Pork belly is a favorite of mine, I prepare it and have it in the refrigerator for a wide range of dishes and because it is low in water, high in fat, and very dense, it will refrigerate for up to 2 weeks. Costco always has bellies but interesting to me is that they slice them up rather than leave them whole. I asked the butcher about this and he said people don’t buy the whole bellies because they don’t know how to cook them, and now I just ask the butcher to pull me a whole pork belly from the back.
A traditionally prepared pork belly relies on a long braise to render the fat and then transform the tough meat into a succulent delicacy. This braise relies on a mirepoix (onions, celery, carrots), tomato paste and a braising liquid. I use a combination of wine and chicken stock, which the pork belly slowly cooks in for 3-4 hours. It’s a fabulous and very traditional approach that works.
I have been cooking pork belly in my sous vide machine with great results. Sous vide cooking is not a variation on a microwave that you press a button and walk away from. What sous vide does for you is to remove a big variable that every chef deals with, the application of heat and time. With sous vide I can control heat precisely and the thing that I am cooking will always maintain that temperature and time is then less critical because I am not concerned with overcooking.

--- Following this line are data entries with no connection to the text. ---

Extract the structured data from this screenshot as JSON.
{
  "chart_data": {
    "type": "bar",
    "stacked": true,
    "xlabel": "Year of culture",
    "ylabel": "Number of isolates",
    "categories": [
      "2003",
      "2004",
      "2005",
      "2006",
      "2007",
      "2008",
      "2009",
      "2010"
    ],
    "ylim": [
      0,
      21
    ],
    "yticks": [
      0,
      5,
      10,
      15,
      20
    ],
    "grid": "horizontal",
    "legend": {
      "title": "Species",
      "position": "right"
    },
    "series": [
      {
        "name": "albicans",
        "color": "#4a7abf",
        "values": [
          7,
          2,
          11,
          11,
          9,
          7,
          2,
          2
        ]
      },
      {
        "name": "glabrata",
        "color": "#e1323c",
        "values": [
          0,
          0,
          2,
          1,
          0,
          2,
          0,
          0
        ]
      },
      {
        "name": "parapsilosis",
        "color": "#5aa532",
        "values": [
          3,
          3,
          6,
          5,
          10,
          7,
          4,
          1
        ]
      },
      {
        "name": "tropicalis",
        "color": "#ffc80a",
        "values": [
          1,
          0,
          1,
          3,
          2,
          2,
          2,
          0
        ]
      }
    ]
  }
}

For pork belly, I started the night before and brine the pork belly with sugar, salt, star anise, fennel, coriander, and pepper. I don’t think brining is absolutely necessary but could skip it if I was time pressed but the brine does allow the meat to take on more flavor.
4 cups water
2 star anise
1/4 cup sugar
1/4 cup salt
2 tbs whole fennel seed
1 tbs ground coriander
1 tsp black pepper
Smash the star anise to break it up and grind the fennel course. Boil the water, remove from heat, add the spices to mix thoroughly. Let it cool before adding the pork belly (use ice cubes to speed up this process). Refrigerate with the pork belly for 12 hours.
While I have my spices out, I will also make a dry rub for the pork belly and set aside. A dry rub used at the time of cooking is the critical step for achieving the flavor you are striving for. Pork is a lot like chicken, a canvas to apply sweet, savory, or sour flavors. Tailor your dry rub accordingly.
1 star anise, whole
1 cinnamon stick
1 tsp whole fennel seeds
1 tsp coriander
1 tbs whole pepper corns
1 tbs salt
I place the star anise and cinnamon stick on my cutting board, cover with a piece of parchment paper and smash it with something heavy to break it up. Put all the spices in a sauce pan and heat until the spices give off an aroma. Remove from heat and grind coursely.

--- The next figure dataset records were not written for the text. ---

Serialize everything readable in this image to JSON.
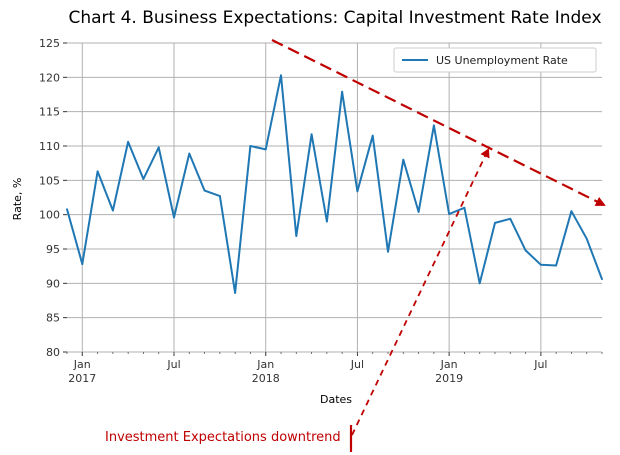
{
  "chart_data": {
    "type": "line",
    "title": "Chart 4. Business Expectations: Capital Investment Rate Index",
    "xlabel": "Dates",
    "ylabel": "Rate, %",
    "ylim": [
      80,
      125
    ],
    "yticks": [
      80,
      85,
      90,
      95,
      100,
      105,
      110,
      115,
      120,
      125
    ],
    "xlim": [
      "2016-12",
      "2019-11"
    ],
    "xticks": [
      {
        "month": "2017-01",
        "label": "Jan",
        "year": "2017"
      },
      {
        "month": "2017-07",
        "label": "Jul",
        "year": ""
      },
      {
        "month": "2018-01",
        "label": "Jan",
        "year": "2018"
      },
      {
        "month": "2018-07",
        "label": "Jul",
        "year": ""
      },
      {
        "month": "2019-01",
        "label": "Jan",
        "year": "2019"
      },
      {
        "month": "2019-07",
        "label": "Jul",
        "year": ""
      }
    ],
    "grid": true,
    "legend_position": "top-right",
    "series": [
      {
        "name": "US Unemployment Rate",
        "color": "#1f77b4",
        "x": [
          "2016-12",
          "2017-01",
          "2017-02",
          "2017-03",
          "2017-04",
          "2017-05",
          "2017-06",
          "2017-07",
          "2017-08",
          "2017-09",
          "2017-10",
          "2017-11",
          "2017-12",
          "2018-01",
          "2018-02",
          "2018-03",
          "2018-04",
          "2018-05",
          "2018-06",
          "2018-07",
          "2018-08",
          "2018-09",
          "2018-10",
          "2018-11",
          "2018-12",
          "2019-01",
          "2019-02",
          "2019-03",
          "2019-04",
          "2019-05",
          "2019-06",
          "2019-07",
          "2019-08",
          "2019-09",
          "2019-10",
          "2019-11"
        ],
        "y": [
          100.8,
          92.8,
          106.3,
          100.6,
          110.6,
          105.2,
          109.8,
          99.6,
          108.9,
          103.5,
          102.7,
          88.6,
          110.0,
          109.5,
          120.3,
          96.9,
          111.7,
          99.0,
          117.9,
          103.4,
          111.5,
          94.6,
          108.0,
          100.4,
          113.0,
          100.1,
          101.0,
          90.0,
          98.8,
          99.4,
          94.8,
          92.7,
          92.6,
          100.5,
          96.5,
          90.6
        ]
      }
    ],
    "annotations": [
      {
        "text": "Investment Expectations downtrend",
        "color": "#c00000"
      }
    ],
    "trend_line": {
      "color": "#c00000",
      "start": [
        "2018-01",
        125.5
      ],
      "end": [
        "2019-11",
        100.7
      ]
    }
  }
}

Remove the pork belly from the brine, rinse off and dry with paper towels. Heat the water bath to 180 degrees. Traditional techniques call for scoring the fat cap before cooking, and with sous vide this is not essential but it can improve the visual appeal. At any rate, I chose not to score the cap.
Pork belly is fat on one side and meat on the other, and the density between the two halves is different. As the fat renders out of the cap, the meat will curl and the fat is essentially shrinking. This can be a problem in the oven and it is definitely a challenge when vacuum packed and cooking in a water bath. To mitigate this, I take 2 skewers (metal or wood) and push them through the pork belly from one corner to the other, with the second skewer forming an X through the long axis of the meat. Push the skewers until they are completely encased in the meat to ensure exposed ends do not puncture the vacuum bag.
Cover both sides with the dry rub. Vacuum bag the pork belly with 1/2 cup of white wine and aromatics, I use celery, parsley, and a single carrot. Place in the sous vide for 8 hours, minimum, but don’t hesitate to go longer, up to 24 hours. I prepare this in the morning in anticipation of having it ready in the evening.
Remove from the sous vide, unpack and discard the liquid and aromatics. Dry with paper towels. Line a baking half sheet with parchment, place the pork belly on it, cover with another piece of parchment and place a second half sheet on top with some weight to press it down. Place in refrigerator for at least 2 hours.
Remove from refrigerator and brush the fat cap with apple cider vinegar. Place in a pre-heated broiler and watch carefully while the fat cap sears to crisp, mahogany in color.
Pork belly isn’t complicated but I have found that it is very sensitive to overcooking, and indeed undercooking as well. Not enough time in an oven and it’s chewy, a little too long and it is like eating a medium well steak… far from the perfect pork belly that pulls apart but doesn’t fall apart. The sous vide process allows me to focus on the front end and final prep, and what I don’t focus on is cooking time and oven temperature. As an added bonus, because the meat is cooking in a liquid, added and released, it never requires basting.